Détail d'une page d'un manuscrit de Champollion Archéologie

Avant 1914, le champ de l'archéologie africaine se limite essentiellement à l'étude des grandes civilisations nord-africaines (Egypte, Nubie, Ethiopie, Carthage) tandis que les vastes contrées s'étendant au sud du tropique du Cancer demeurent inexplorées, faute d'outils de reconnaissance avancés mais aussi par conviction que ne peut s'y trouver aucun vestige digne d'intérêt. La découverte des splendeurs de l'Egypte pharaonique constitue un terrain d'enquête privilégié pendant toute cette période, ce qui relègue au second plan la singularité du pays le plus vaste du continent africain, le Soudan, de même que l'étude de la préhistoire africaine, qui demeure embryonnaire. Mais l'exploration progressive des sites du Soudan ouvrira la voie à des découvertes ultérieures considérables. On assiste donc à la constitution d'une archéologie axée surtout sur l'épigraphie à laquelle succède l'égyptologie globale de Mariette ou de Maspéro, puis une spécialisation des archéologues par discipline ou par aire géographique. La guerre de 1914 donne un coup d'arrêt aux fouilles ; elles seront relancées avec éclat par la découverte du tombeau de Toutankhamon en 1922.

Egypte
Dès la fin de l'Ancien Régime est débattue la nécessité d'une intervention française en Egypte, qui puise son argumentation dans une double justification, commerciale et idéologique. Dans cette veine, le Voyage en Syrie et en Egypte de C.-F. Volney influence largement le petit noyau de la communauté scientifique entraînée avec Bonaparte dans l'expédition d'Egypte entre 1798 et 1801, à l'origine de la fondation de l'Institut du Caire. Parmi eux, Vivant Denon est le premier à pénétrer en Haute-Egypte et à mettre ses talents de dessinateur et de graveur au service de la description des merveilles rencontrées. V. Denon, P.-X. Coste ou encore E.-F. Jomard, qui contribue à la description des antiquités égyptiennes, appartiennent encore à la catégorie du voyageur érudit des lumières.

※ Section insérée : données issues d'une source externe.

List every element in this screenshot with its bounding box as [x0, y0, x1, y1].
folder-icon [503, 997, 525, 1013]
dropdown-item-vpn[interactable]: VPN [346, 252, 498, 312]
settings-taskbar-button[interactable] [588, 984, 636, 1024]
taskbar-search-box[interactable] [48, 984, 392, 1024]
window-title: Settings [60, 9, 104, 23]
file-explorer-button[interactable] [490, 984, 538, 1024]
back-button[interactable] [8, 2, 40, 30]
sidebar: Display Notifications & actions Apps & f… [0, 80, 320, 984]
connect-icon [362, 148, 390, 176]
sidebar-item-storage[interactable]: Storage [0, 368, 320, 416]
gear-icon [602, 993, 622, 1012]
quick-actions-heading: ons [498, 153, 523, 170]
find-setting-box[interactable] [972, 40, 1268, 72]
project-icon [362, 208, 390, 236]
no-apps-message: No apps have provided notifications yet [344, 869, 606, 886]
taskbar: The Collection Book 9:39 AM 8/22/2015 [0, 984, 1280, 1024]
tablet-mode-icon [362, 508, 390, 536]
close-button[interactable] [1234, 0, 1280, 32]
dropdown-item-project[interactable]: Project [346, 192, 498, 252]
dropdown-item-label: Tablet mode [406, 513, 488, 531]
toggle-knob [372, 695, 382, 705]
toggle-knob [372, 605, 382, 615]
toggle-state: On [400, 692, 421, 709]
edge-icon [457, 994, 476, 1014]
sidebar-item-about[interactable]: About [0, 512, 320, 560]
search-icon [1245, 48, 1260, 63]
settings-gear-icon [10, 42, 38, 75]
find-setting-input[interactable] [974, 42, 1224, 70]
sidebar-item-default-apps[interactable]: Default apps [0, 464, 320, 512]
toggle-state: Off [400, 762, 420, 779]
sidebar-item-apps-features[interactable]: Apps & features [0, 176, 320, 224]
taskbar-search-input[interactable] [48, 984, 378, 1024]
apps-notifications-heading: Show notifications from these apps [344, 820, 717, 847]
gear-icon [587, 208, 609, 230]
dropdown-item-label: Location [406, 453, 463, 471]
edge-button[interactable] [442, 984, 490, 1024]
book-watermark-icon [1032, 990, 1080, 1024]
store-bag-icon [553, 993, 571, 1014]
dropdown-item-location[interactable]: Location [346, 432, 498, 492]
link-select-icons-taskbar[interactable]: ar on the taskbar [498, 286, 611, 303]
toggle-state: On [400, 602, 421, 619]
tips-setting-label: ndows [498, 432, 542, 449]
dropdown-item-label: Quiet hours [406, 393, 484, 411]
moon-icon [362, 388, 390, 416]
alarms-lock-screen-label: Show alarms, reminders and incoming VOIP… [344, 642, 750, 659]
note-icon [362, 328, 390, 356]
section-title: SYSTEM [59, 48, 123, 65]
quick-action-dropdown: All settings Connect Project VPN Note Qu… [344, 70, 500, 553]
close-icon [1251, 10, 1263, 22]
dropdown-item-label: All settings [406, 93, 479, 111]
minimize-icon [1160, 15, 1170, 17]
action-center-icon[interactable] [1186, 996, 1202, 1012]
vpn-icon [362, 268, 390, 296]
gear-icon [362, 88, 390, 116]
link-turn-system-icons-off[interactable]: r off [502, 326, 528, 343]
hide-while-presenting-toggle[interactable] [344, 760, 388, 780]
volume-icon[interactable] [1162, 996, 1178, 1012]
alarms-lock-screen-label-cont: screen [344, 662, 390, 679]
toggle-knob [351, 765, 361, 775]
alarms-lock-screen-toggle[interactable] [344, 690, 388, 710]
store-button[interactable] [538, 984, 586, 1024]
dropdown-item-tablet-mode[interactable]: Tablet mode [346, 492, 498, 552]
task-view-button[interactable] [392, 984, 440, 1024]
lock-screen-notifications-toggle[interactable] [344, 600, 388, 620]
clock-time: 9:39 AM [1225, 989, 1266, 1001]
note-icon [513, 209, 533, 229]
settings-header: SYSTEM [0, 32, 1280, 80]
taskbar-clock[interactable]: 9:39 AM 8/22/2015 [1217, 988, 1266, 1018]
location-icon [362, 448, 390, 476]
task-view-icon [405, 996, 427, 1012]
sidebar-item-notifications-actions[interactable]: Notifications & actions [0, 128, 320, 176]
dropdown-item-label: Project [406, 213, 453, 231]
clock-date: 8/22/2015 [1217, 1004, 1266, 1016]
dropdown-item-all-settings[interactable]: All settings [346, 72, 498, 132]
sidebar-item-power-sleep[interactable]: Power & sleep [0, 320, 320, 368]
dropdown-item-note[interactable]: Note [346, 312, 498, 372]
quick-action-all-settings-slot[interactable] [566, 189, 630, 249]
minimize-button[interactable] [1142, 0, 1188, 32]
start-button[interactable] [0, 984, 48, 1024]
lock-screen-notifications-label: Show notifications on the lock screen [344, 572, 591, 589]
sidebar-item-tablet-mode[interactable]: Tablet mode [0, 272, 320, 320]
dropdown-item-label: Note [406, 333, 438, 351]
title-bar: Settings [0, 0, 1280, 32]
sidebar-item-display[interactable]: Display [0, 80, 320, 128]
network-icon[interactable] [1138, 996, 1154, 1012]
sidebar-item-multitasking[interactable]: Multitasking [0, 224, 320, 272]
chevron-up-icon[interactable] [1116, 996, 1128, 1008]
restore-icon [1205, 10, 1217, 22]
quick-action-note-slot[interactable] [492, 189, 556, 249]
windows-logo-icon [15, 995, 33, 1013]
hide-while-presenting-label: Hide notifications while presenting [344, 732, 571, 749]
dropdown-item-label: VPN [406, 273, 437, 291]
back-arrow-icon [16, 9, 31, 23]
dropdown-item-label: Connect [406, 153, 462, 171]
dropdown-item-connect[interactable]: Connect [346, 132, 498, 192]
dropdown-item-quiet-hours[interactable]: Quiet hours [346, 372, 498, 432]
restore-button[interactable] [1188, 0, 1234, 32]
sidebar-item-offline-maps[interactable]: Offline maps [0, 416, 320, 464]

A leurs côtés se pressent une foule d'aventuriers, à la solde de consuls hardis, qui écument les trésors jonchant le sol africain, tels Belzoni ou Henry Salt et qui contribuent à la constitution des collections des principaux musées nationaux européens.
Véritable fondateur de l'égyptologie, Champollion bouleverse la conception occidentale de l'écriture par le déchiffrement des hiéroglyphes. Il remonte le Nil entre 1828 et 1829, amassant une somme considérable de notes, documents et de récits. Le prussien Lepsius visite de nombreux sites de 1842 à 1845, s'avançant loin dans l'actuel Soudan, tandis qu'Auguste Mariette et son disciple Gaston Maspéro illustrent la figure de l'égyptologue complet et militant par leur recherche systématique sur le terrain des matériaux nécessaires à la reconstitution de l'histoire et leur souci de voir demeurer sur place les vestiges retrouvés. Pour abriter les trésors recueillis, Mariette crée le futur Musée du Caire et Maspéro installe au Caire une école française, à l'origine de l'Institut français d'archéologie orientale.

Le Soudan
A la charnière de l'Egypte et de l'Afrique, l'histoire du Soudan se confond avec celle de la Nubie. Bien que parfaitement connue du monde grec et romain, l'antique civilisation de la haute vallée du Nil, dans sa partie soudano-nubienne, est restée longtemps ignorée des explorateurs, son étude ne constituant qu'une branche de l'égyptologie. Le plus important des pionniers de l'archéologie nubienne fut Frédéric Cailliaud. En 1822, lors de son expédition en Nubie et au Soudan, accompagné de Jomard, il fut en effet parmi les premiers à pénétrer l'actuelle province soudanaise du Butana. Ils y découvrirent les pyramides de Méroé, témoins des grandes nécropoles royales. A la fin du XIXe siècle, les recherches de Jacques de Morgan, archéologue et directeur du service des antiquités de l'Egypte marquent une nouvelle étape, suivie avant la guerre des prospections conduites en Nubie par Cecil M. Firth et George A. Reisner qui mettent à jour des cultures nouvelles.